Blond Barbarians and Noble Savages
- Cover of Blond Barbarians and Noble Savages
- Author: L. Sprague de Camp
- Cover artist: James Shull
- Language: English
- Genre: Biography
- Publisher: T-K Graphics
- Publication date: 1975
- Publication place: United States
- Media type: Print (Paperback)
- Pages: 46 pp

= Blond Barbarians and Noble Savages =

1975 collection of essays by L. Sprague de Camp

Blond Barbarians and Noble Savages is a 1975 collection of essays on the fantasy writers Robert E. Howard and H. P. Lovecraft by science-fiction writer L. Sprague de Camp, first published by T-K Graphics. It was reissued in 1986 by Borgo Press as number 2 in its Essays on Fantastic Literature series.

==Contents==
The work consists of an introduction and three essays, "Lovecraft and the Aryans," "Howard and the Celts," and "The Heroic Barbarian" (a revision of the author's earlier "Barbarians I Have Known"), together with bibliographies and an index. The second and third essays also appeared in de Camp's anthology of pieces on Howard, The Spell of Conan (1980). All three were reprinted in the later de Camp collection Rubber Dinosaurs and Wooden Elephants (1996).

==Reception==
Brian Stableford in Vector 81, June 1977, wrote of the book that its " three short essays examin[e] Lovecraft's flirtation with the myth of the Aryan superman, and compar[e] R. E. Howard's barbarian mythology with some comments on historical and social reality." Of its author, he notes that "[d]e Camp never writes badly and is a scrupulously careful researcher. He is always worth reading, and here he is more relaxed and off-hand than in his more commercial work. Fans will appreciate the casualness - and why not?

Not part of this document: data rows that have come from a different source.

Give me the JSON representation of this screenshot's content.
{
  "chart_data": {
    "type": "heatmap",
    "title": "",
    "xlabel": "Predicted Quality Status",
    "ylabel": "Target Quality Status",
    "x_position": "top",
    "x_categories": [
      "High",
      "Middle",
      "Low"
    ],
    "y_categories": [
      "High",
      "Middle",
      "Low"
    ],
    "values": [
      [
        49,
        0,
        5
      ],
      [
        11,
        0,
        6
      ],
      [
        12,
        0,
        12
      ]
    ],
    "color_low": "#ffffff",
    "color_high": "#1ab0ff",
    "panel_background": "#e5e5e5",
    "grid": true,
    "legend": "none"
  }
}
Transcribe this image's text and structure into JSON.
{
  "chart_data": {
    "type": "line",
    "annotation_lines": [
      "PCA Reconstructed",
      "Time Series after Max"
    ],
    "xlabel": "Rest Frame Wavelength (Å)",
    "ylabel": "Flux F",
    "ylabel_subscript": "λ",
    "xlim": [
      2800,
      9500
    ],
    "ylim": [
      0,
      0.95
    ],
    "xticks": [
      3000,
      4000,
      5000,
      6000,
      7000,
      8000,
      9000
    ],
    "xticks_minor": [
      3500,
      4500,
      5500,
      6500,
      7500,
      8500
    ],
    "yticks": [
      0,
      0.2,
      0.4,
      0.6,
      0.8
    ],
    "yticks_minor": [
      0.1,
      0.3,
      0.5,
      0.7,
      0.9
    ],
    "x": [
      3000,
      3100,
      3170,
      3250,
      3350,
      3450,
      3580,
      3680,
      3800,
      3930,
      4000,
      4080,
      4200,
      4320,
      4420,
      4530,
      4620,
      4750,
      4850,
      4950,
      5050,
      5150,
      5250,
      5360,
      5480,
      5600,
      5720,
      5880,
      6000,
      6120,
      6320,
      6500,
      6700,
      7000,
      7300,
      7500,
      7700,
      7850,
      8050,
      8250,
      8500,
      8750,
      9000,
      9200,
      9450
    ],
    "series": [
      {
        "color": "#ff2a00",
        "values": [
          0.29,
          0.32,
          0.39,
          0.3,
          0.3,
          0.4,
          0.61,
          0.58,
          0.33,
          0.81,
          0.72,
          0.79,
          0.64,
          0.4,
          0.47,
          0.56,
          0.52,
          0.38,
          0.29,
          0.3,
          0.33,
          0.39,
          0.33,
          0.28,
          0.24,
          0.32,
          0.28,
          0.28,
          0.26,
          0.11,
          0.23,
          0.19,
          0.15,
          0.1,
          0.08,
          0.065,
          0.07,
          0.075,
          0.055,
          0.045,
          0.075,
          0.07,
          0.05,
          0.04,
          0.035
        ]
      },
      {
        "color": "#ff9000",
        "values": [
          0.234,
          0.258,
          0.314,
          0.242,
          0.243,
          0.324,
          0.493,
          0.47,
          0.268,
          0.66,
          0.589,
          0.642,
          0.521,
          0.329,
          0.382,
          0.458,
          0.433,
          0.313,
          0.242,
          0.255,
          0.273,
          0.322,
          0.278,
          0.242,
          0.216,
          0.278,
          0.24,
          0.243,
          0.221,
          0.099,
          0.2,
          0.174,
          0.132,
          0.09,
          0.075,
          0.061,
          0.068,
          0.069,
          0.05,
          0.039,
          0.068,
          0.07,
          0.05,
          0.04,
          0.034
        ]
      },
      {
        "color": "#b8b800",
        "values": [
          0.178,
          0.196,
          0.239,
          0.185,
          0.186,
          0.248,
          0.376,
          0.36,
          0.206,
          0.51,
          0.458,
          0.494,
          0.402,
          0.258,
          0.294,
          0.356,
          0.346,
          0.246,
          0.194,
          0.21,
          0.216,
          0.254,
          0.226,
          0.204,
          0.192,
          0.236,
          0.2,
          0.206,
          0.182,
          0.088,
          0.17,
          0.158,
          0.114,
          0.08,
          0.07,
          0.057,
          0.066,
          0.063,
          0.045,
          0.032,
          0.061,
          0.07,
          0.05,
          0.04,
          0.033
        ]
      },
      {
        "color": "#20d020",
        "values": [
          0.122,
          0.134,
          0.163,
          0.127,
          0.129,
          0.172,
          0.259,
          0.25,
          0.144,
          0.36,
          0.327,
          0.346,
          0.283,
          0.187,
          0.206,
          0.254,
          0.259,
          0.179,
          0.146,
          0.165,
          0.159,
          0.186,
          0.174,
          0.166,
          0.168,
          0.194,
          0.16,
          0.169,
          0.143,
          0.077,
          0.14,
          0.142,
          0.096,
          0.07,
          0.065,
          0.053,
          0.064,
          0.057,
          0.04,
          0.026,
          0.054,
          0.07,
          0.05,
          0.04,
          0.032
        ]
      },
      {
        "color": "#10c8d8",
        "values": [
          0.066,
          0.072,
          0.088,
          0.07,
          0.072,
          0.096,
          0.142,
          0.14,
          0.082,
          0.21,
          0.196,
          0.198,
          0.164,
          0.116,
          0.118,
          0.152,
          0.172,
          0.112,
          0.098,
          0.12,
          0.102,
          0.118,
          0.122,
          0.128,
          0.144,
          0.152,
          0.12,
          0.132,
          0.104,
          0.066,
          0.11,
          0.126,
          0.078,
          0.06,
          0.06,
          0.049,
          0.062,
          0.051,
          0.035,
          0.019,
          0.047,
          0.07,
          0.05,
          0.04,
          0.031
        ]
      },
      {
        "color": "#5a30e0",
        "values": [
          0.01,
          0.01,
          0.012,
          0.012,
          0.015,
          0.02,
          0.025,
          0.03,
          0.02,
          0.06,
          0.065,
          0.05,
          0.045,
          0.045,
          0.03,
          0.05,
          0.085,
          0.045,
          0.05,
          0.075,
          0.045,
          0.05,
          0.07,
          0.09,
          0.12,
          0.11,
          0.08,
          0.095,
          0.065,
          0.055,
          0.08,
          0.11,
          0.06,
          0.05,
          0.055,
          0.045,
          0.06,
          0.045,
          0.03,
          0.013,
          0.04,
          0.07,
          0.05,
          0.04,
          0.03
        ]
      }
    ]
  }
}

This formal laxity is a common factor in work done by professionals for small presses - largely because they are more sure of, and more at home with, the likely audience. It may dilute some of the strengths of more rigorous critical writing but it has its own communicative merits."

The book was also reviewed by Darrell Schweitzer in Fantasiae v. 3, no. 6, June 1975, J. Rosenbaum in Science Fiction Review Monthly 5, July 1975, and Don D'Ammassa in Science Fiction Chronicle v. 10, no. 5, February 1989.